Eschwege was given a burial with full military honors; six British pilots carried his coffin to the grave. A message was dropped over Drama airfield:

To the Bulgarian-German Flying Corps in Drama. The officers of the Royal Flying Corps regret to announce that Lt. von Eschwege was killed while attacking the captive balloon. His personal belongings will be dropped over the lines some time during the next few days.

The next day a German plane dropped a wreath and a message:

To the Royal Flying Corps, Monuhi. We thank you sincerely for your information regarding our comrade Lt. von Eschwege and request you permit the accompanying wreath and flag to be placed on his last resting place, Deutches Fliegerkommando.

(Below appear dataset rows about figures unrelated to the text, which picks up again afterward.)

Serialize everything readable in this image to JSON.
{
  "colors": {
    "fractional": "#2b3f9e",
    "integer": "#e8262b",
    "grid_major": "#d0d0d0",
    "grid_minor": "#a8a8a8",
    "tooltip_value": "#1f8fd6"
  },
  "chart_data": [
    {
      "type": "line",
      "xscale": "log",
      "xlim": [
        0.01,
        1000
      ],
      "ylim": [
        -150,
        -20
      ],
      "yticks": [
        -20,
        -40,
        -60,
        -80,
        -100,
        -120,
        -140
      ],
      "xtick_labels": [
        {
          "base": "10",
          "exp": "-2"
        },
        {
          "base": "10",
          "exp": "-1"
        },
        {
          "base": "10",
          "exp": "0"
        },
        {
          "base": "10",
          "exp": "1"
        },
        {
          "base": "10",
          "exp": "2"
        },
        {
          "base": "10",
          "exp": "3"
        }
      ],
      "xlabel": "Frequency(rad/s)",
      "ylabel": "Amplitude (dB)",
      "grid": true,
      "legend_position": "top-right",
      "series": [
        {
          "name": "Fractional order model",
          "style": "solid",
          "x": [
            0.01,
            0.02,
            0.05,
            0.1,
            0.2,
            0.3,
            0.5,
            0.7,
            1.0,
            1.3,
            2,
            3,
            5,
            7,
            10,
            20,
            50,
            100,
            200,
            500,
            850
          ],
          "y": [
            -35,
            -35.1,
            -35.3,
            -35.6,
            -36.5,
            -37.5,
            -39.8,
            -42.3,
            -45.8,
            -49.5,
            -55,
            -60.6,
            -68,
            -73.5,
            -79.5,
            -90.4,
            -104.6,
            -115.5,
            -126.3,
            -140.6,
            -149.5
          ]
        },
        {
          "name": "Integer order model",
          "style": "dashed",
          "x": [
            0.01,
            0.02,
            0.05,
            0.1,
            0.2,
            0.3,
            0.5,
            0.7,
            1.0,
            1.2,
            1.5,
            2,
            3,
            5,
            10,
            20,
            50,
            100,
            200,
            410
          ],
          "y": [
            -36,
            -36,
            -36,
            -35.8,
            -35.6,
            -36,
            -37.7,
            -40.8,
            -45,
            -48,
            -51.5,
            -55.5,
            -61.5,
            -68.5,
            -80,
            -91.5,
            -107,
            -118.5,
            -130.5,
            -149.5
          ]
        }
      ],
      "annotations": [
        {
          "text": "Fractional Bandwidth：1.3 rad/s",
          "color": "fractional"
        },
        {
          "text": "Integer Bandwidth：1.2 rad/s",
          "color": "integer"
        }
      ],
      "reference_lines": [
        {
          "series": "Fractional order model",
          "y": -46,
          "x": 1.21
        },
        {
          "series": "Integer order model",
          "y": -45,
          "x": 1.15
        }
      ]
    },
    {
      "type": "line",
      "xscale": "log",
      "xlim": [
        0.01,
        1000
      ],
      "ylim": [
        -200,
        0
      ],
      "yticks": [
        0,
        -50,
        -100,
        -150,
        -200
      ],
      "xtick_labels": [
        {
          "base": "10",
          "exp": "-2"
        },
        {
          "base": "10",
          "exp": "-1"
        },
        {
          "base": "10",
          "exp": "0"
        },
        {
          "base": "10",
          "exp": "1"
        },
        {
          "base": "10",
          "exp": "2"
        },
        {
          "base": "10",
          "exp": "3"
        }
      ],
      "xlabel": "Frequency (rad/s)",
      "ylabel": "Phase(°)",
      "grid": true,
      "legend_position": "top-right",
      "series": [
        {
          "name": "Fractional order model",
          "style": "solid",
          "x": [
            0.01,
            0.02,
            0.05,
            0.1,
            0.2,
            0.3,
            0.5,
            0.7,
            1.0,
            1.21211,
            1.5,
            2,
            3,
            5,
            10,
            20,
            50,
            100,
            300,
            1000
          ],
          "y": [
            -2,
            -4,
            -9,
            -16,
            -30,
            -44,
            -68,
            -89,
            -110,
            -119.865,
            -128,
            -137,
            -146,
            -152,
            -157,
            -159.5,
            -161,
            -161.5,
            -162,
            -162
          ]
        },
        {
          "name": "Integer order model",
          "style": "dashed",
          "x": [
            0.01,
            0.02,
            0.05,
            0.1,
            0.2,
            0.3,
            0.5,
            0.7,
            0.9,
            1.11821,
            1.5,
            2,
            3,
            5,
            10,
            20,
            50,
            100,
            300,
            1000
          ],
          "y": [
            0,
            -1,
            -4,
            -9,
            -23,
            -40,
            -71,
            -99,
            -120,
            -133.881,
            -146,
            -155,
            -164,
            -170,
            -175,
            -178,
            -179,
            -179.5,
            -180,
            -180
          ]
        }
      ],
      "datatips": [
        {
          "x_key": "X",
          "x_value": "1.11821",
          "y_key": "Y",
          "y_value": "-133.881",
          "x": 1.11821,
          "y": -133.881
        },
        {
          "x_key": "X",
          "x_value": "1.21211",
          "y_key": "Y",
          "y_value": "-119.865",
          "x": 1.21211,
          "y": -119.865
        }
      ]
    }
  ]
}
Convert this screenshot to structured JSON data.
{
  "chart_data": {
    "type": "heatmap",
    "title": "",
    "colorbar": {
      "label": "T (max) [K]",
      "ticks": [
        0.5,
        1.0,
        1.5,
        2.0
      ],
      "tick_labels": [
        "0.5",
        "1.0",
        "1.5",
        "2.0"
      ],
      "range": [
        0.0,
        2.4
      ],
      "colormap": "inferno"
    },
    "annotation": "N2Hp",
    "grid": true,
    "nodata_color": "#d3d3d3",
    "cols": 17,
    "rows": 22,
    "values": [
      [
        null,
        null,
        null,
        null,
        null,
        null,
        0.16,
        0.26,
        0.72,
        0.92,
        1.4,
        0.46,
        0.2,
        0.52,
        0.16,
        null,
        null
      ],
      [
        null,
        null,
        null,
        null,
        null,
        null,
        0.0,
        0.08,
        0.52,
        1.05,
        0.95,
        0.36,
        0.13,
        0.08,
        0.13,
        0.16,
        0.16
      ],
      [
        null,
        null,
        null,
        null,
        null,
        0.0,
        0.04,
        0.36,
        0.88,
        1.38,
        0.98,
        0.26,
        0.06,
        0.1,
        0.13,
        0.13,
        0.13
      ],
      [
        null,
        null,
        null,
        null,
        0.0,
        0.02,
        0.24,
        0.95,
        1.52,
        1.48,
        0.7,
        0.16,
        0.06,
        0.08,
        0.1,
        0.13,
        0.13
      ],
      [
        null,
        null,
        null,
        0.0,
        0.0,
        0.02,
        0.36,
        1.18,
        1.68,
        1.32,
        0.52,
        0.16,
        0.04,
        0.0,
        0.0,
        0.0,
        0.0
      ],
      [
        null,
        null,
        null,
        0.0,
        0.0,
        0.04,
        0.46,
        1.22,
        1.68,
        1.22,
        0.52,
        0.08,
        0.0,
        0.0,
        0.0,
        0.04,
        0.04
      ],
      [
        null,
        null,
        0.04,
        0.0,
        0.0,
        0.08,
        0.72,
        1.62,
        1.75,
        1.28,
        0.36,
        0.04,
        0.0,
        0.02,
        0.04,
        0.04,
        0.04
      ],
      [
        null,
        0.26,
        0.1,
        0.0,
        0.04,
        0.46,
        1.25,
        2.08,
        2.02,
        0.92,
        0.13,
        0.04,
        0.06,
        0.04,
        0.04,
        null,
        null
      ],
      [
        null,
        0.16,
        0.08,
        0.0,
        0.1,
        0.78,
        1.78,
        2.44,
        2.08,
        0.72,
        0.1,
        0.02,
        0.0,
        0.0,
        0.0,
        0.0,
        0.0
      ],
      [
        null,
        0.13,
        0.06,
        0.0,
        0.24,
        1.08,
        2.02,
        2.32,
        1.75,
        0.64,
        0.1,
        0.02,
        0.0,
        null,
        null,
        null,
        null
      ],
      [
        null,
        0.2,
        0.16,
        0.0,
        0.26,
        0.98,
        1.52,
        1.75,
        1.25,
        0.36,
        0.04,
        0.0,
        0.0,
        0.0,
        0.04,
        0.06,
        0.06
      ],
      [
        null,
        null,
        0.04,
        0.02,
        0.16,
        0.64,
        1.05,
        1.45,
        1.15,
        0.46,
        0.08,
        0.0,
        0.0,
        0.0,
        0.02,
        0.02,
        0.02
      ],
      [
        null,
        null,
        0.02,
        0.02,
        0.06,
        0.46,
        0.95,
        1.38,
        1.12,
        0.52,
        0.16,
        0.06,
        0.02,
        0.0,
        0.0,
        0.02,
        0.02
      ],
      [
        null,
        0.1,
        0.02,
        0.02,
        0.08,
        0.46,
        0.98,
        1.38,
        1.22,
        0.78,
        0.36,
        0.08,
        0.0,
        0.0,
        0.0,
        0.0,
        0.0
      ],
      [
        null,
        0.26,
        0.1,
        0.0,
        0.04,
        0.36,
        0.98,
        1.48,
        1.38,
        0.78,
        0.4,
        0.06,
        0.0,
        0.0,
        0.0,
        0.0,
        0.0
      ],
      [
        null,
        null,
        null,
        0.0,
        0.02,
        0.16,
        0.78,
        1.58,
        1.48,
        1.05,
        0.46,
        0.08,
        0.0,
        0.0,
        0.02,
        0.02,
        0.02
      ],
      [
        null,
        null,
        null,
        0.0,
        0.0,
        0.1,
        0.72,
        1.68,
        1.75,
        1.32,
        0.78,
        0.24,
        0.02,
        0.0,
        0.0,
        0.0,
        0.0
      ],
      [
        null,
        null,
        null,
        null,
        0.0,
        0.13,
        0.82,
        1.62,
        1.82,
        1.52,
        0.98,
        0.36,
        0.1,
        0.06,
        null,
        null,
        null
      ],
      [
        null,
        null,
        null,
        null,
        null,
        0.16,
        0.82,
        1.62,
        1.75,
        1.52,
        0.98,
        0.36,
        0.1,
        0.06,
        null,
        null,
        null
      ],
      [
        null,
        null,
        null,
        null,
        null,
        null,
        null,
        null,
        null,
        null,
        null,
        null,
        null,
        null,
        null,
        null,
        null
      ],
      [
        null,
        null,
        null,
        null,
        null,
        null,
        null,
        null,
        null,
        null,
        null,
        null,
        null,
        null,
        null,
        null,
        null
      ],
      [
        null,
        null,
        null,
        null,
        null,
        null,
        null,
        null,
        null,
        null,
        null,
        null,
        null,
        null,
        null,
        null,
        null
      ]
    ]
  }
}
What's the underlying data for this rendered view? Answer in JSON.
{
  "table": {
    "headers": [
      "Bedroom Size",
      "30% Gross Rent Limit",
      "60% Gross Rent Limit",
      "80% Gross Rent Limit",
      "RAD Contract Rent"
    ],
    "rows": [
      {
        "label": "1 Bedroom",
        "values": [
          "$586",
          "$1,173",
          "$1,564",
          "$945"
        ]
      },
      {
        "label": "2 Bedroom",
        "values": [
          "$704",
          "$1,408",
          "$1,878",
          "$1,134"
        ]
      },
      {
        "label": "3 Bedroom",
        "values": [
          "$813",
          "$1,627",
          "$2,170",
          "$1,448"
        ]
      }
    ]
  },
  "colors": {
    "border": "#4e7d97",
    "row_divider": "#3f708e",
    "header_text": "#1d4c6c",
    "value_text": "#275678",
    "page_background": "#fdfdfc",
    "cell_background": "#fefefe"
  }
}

A similar but unsuccessful device was used on the Western front.

So there we have electrically-initiated command-wire explosive devices on land, on sea, and in the air.

To close though, my favourite Salonika campaign story. Nothing to do with explosive devices!    The British army’s  efforts in the multi-national campaign in Salonkia did not go unnoticed. The Serbians, ostensibly the British Allies in the Macedonia  campaign, of which Salonika was a part, were most grateful for the arduous efforts of their allies.  They therefore proposed a glamorous medal be minted, something like “the Glowing and Glorious Order of the Serbian White Eagle”.  They proposed awarding 5000 of these medals to a random selection of the British forces who had taken part as a visible sign of their gratitude.  The superior Headquarters of British Forces in the Eastern Mediterranean was based in Cairo and an overworked staff officer in G1 was tasked with providing a list of the assigned honourees. Somewhere along the line the list was accidentally put in the wrong envelope. As a result, a list of 5000 soldiers across the Near East, many of whom had hardly even heard of Salonika but who “had not yet received a typhoid injection” were surprised to receive a flowery, ornate and shiny medal through the post – and 5000 hardened Salonika veterans probably got another typhoid jab.